Le niveau départemental étant l’échelon de référence en matière de protection de l’enfance, il paraît pertinent de choisir cet échelon pour mettre en œuvre cette mesure. Les personnels mettant en œuvre les politiques de protection de l’enfance en question pourront donc agir comme référents au sein de ces départements.
La nécessité d’un tel renfort professionnel s’impose : la politique de protection de l’enfance, qui relève du chef-de-file des départements mais est soutenue par l’État, connaît de fortes tensions : disparités territoriales, manque de moyens humains, modalités de prise en charge renouvelées.

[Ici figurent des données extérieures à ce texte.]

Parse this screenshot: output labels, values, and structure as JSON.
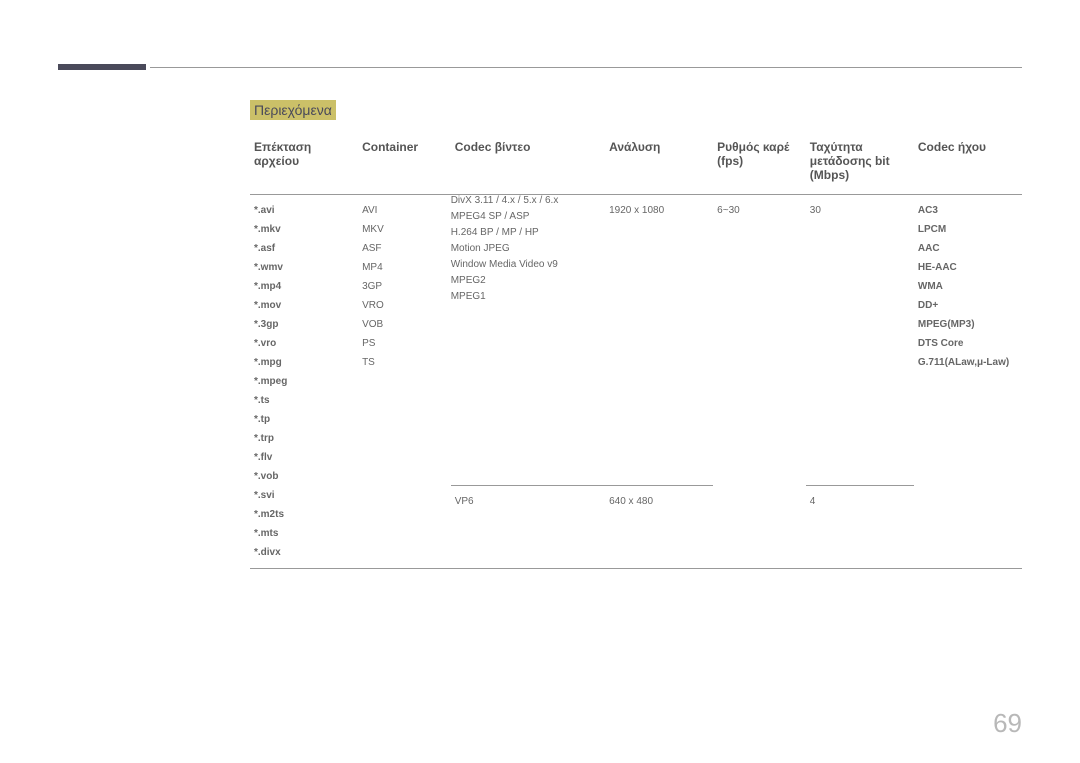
{
  "section_title": "Περιεχόμενα",
  "page_number": "69",
  "colors": {
    "section_bg": "#cbc068",
    "section_fg": "#4a4a5a",
    "bar": "#4a4a5a",
    "rule": "#999999",
    "text": "#555555",
    "cell_text": "#666666",
    "pagenum": "#b8b8b8"
  },
  "headers": {
    "ext": "Επέκταση αρχείου",
    "container": "Container",
    "vcodec": "Codec βίντεο",
    "resolution": "Ανάλυση",
    "fps": "Ρυθμός καρέ (fps)",
    "bitrate": "Ταχύτητα μετάδοσης bit (Mbps)",
    "acodec": "Codec ήχου"
  },
  "file_extensions": [
    "*.avi",
    "*.mkv",
    "*.asf",
    "*.wmv",
    "*.mp4",
    "*.mov",
    "*.3gp",
    "*.vro",
    "*.mpg",
    "*.mpeg",
    "*.ts",
    "*.tp",
    "*.trp",
    "*.flv",
    "*.vob",
    "*.svi",
    "*.m2ts",
    "*.mts",
    "*.divx"
  ],
  "containers": [
    "AVI",
    "MKV",
    "ASF",
    "MP4",
    "3GP",
    "VRO",
    "VOB",
    "PS",
    "TS"
  ],
  "video_codecs": [
    "DivX 3.11 / 4.x / 5.x / 6.x",
    "MPEG4 SP / ASP",
    "H.264 BP / MP / HP",
    "Motion JPEG",
    "Window Media Video v9",
    "MPEG2",
    "MPEG1"
  ],
  "vp6_codec": "VP6",
  "resolution_main": "1920 x 1080",
  "resolution_vp6": "640 x 480",
  "fps_main": "6~30",
  "bitrate_main": "30",
  "bitrate_vp6": "4",
  "audio_codecs": [
    "AC3",
    "LPCM",
    "AAC",
    "HE-AAC",
    "WMA",
    "DD+",
    "MPEG(MP3)",
    "DTS Core",
    "G.711(ALaw,μ-Law)"
  ]
}
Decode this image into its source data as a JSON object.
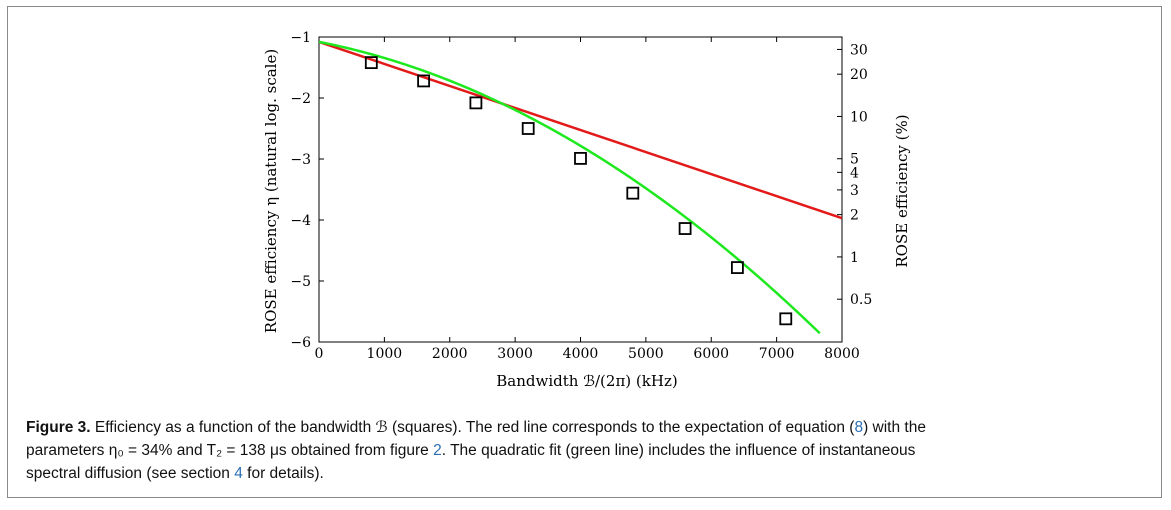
{
  "chart_data": {
    "type": "scatter",
    "xlabel": "Bandwidth ℬ/(2π) (kHz)",
    "ylabel": "ROSE efficiency η (natural log. scale)",
    "ylabel_right": "ROSE efficiency (%)",
    "xlim": [
      0,
      8000
    ],
    "ylim": [
      -6,
      -1
    ],
    "x_ticks": [
      0,
      1000,
      2000,
      3000,
      4000,
      5000,
      6000,
      7000,
      8000
    ],
    "y_ticks": [
      -1,
      -2,
      -3,
      -4,
      -5,
      -6
    ],
    "right_ticks": [
      {
        "label": "30",
        "percent": 30
      },
      {
        "label": "20",
        "percent": 20
      },
      {
        "label": "10",
        "percent": 10
      },
      {
        "label": "5",
        "percent": 5
      },
      {
        "label": "4",
        "percent": 4
      },
      {
        "label": "3",
        "percent": 3
      },
      {
        "label": "2",
        "percent": 2
      },
      {
        "label": "1",
        "percent": 1
      },
      {
        "label": "0.5",
        "percent": 0.5
      }
    ],
    "series": [
      {
        "marker": "square",
        "color": "#000000",
        "x": [
          800,
          1600,
          2400,
          3200,
          4000,
          4800,
          5600,
          6400,
          7140
        ],
        "y": [
          -1.42,
          -1.72,
          -2.08,
          -2.5,
          -2.99,
          -3.56,
          -4.14,
          -4.78,
          -5.62
        ]
      },
      {
        "kind": "line",
        "color": "#e31a1a",
        "x": [
          0,
          8000
        ],
        "y": [
          -1.08,
          -3.97
        ]
      },
      {
        "kind": "line",
        "color": "#1ee81e",
        "quadratic": {
          "a": -5.4e-08,
          "b": -0.00021,
          "c": -1.08
        },
        "x_end": 7660
      }
    ]
  },
  "caption": {
    "label": "Figure 3.",
    "line1": " Efficiency as a function of the bandwidth ℬ (squares). The red line corresponds to the expectation of equation (",
    "eq_ref": "8",
    "line1_end": ") with the",
    "line2": "parameters η₀ = 34% and T₂ = 138 μs obtained from figure ",
    "fig_ref": "2",
    "line2_end": ". The quadratic fit (green line) includes the influence of instantaneous",
    "line3": "spectral diffusion (see section ",
    "sec_ref": "4",
    "line3_end": " for details)."
  }
}
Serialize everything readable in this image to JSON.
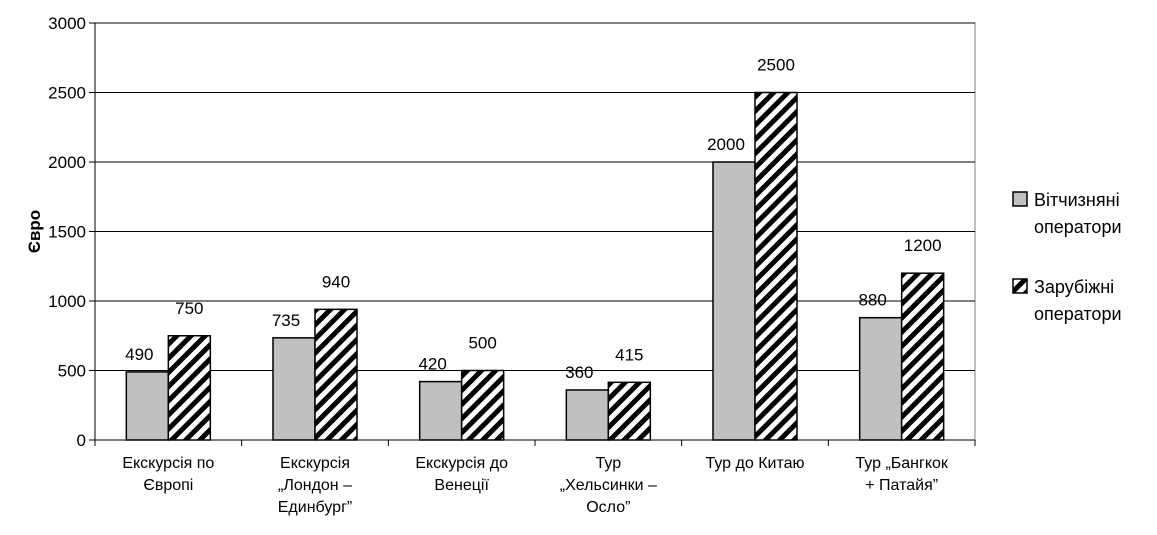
{
  "chart_data": {
    "type": "bar",
    "title": "",
    "xlabel": "",
    "ylabel": "Євро",
    "ylim": [
      0,
      3000
    ],
    "yticks": [
      0,
      500,
      1000,
      1500,
      2000,
      2500,
      3000
    ],
    "grid": true,
    "legend_position": "right",
    "categories": [
      [
        "Екскурсія по",
        "Європі"
      ],
      [
        "Екскурсія",
        "„Лондон –",
        "Единбург”"
      ],
      [
        "Екскурсія до",
        "Венеції"
      ],
      [
        "Тур",
        "„Хельсинки –",
        "Осло”"
      ],
      [
        "Тур до Китаю"
      ],
      [
        "Тур „Бангкок",
        "+ Патайя”"
      ]
    ],
    "series": [
      {
        "name": [
          "Вітчизняні",
          "оператори"
        ],
        "values": [
          490,
          735,
          420,
          360,
          2000,
          880
        ],
        "fill": "#c0c0c0",
        "pattern": "solid"
      },
      {
        "name": [
          "Зарубіжні",
          "оператори"
        ],
        "values": [
          750,
          940,
          500,
          415,
          2500,
          1200
        ],
        "fill": "#ffffff",
        "pattern": "diagonal-hatch"
      }
    ]
  }
}
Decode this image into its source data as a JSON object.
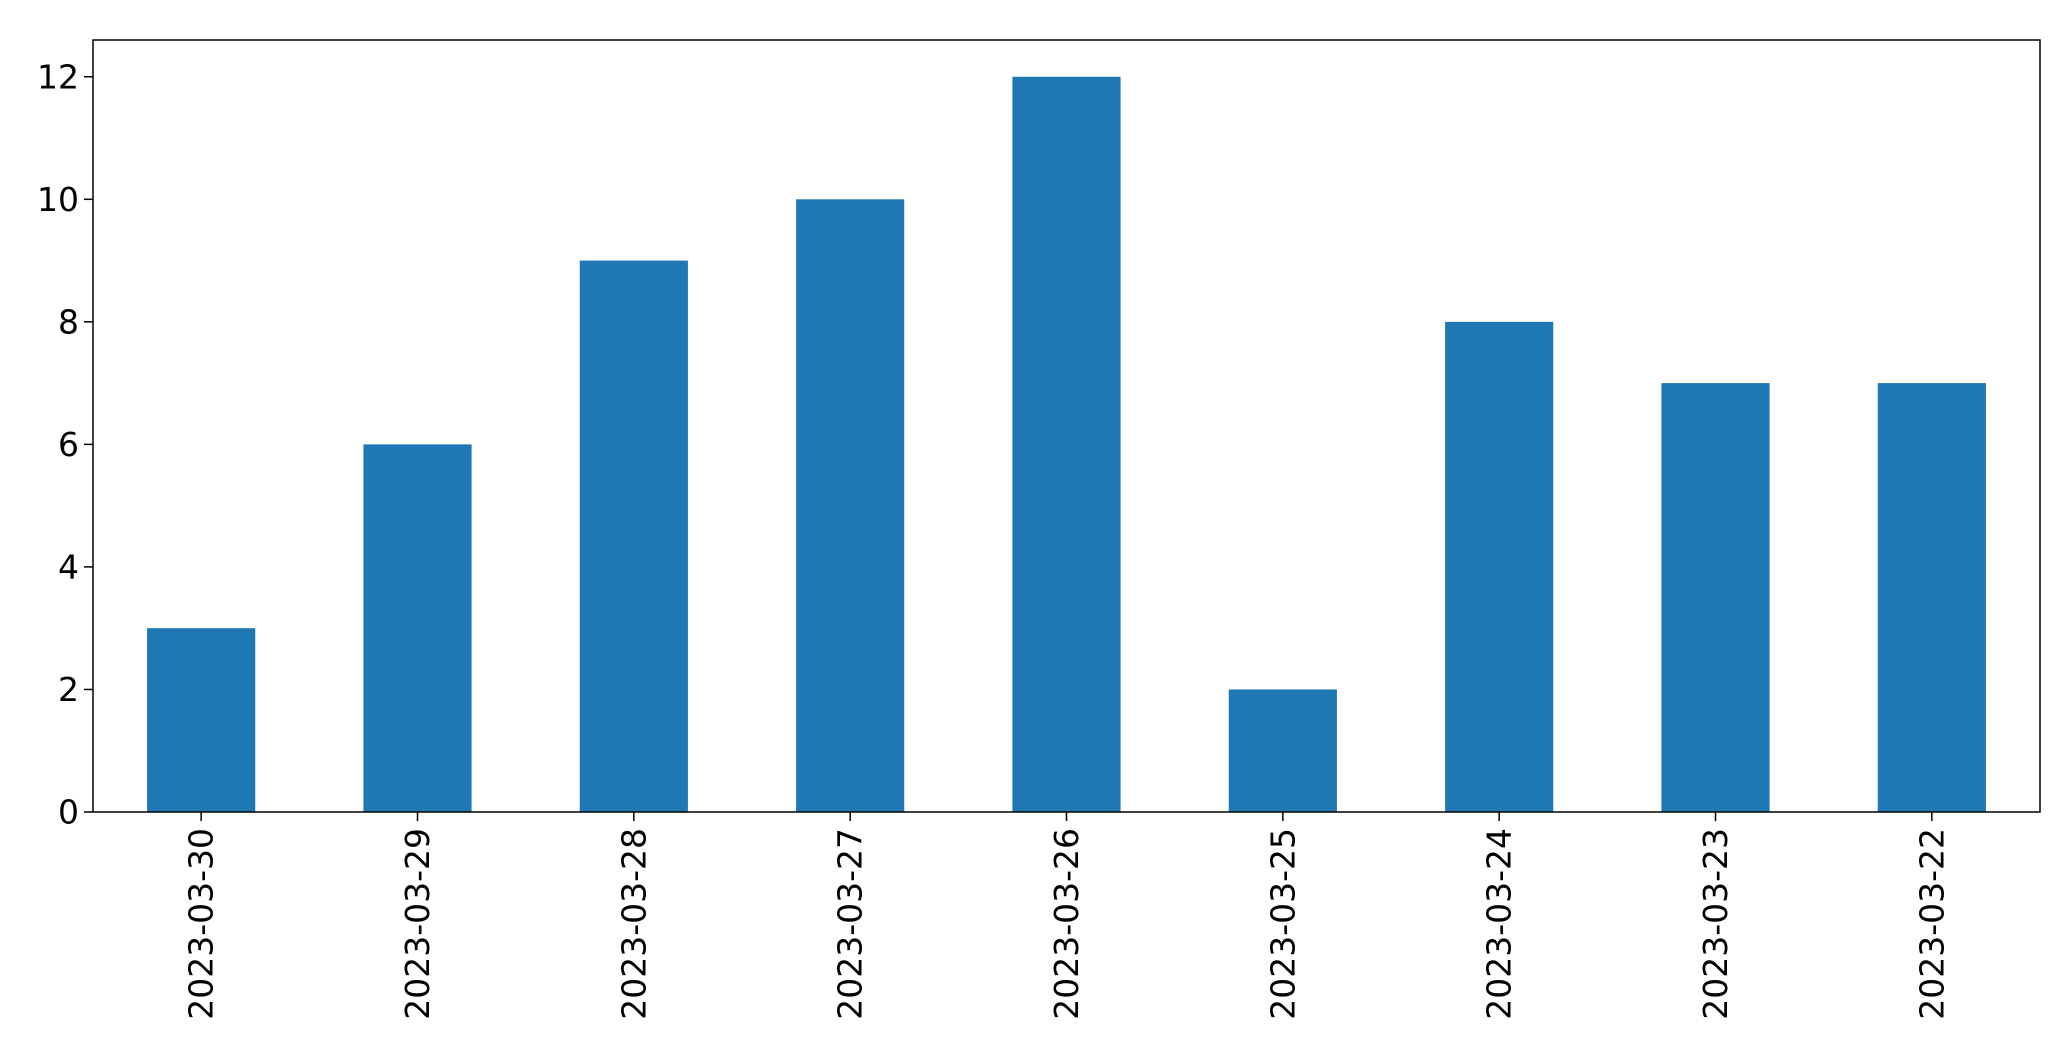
{
  "chart_data": {
    "type": "bar",
    "title": "",
    "xlabel": "",
    "ylabel": "",
    "categories": [
      "2023-03-30",
      "2023-03-29",
      "2023-03-28",
      "2023-03-27",
      "2023-03-26",
      "2023-03-25",
      "2023-03-24",
      "2023-03-23",
      "2023-03-22"
    ],
    "values": [
      3,
      6,
      9,
      10,
      12,
      2,
      8,
      7,
      7
    ],
    "ylim": [
      0,
      12.6
    ],
    "yticks": [
      0,
      2,
      4,
      6,
      8,
      10,
      12
    ],
    "bar_color": "#1f77b4",
    "grid": false,
    "legend": "none"
  }
}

Or, dans ce contexte, il est impératif de garantir un renforcement clair, stable et lisible des effectifs professionnels dédiés à la mise en œuvre de ces politiques publiques. En créant cette action budgétaire, on assure – à l’échelle de chaque département – un repère minimum d’un ETP financé par l’État, signe d’un engagement national partagé et d’une péréquation territoriale. Cela contribue à réduire les inégalités de traitement entre départements et à renforcer la présence de l’État aux côtés des collectivités locales dans sa mission de sauvegarde des droits de l’enfant.
En outre, ce renfort humain va permettre d’augmenter le pilotage, la coordination, le suivi et l’évaluation des dispositifs de protection de l’enfance : prévention, accompagnement, sortie de l’aide sociale à l’enfance, prise en charge des enfants et jeunes majeurs. Il s’agit non seulement de traiter l’urgence, mais également d’adopter une logique plus préventive, annoncée comme nécessaire dans les documents budgétaires de l’État relatifs à la protection de l’enfance. En conséquence, cet amendement propose de créer un programme 156 « Mise en œuvre des politiques de protection de l’enfance », dont la dotation est établie à 10 100 000 d’euros.
À fin de recevabilité mais en souhaitant une levée du gage par le Gouvernement, le présent amendement vise donc à abonder de 10 100 000 euros en AE et en CP le titre 2 du programme 156 Mise en œuvre des politiques publiques de protection de l’enfance et minorer de 10 100 000 d’euros en AE et en CP l’action 05 Actions pour favoriser la mise en activité professionnelle des demandeurs d’emploi du programme 103 Accompagnement des mutations économiques et développement de l’emploi.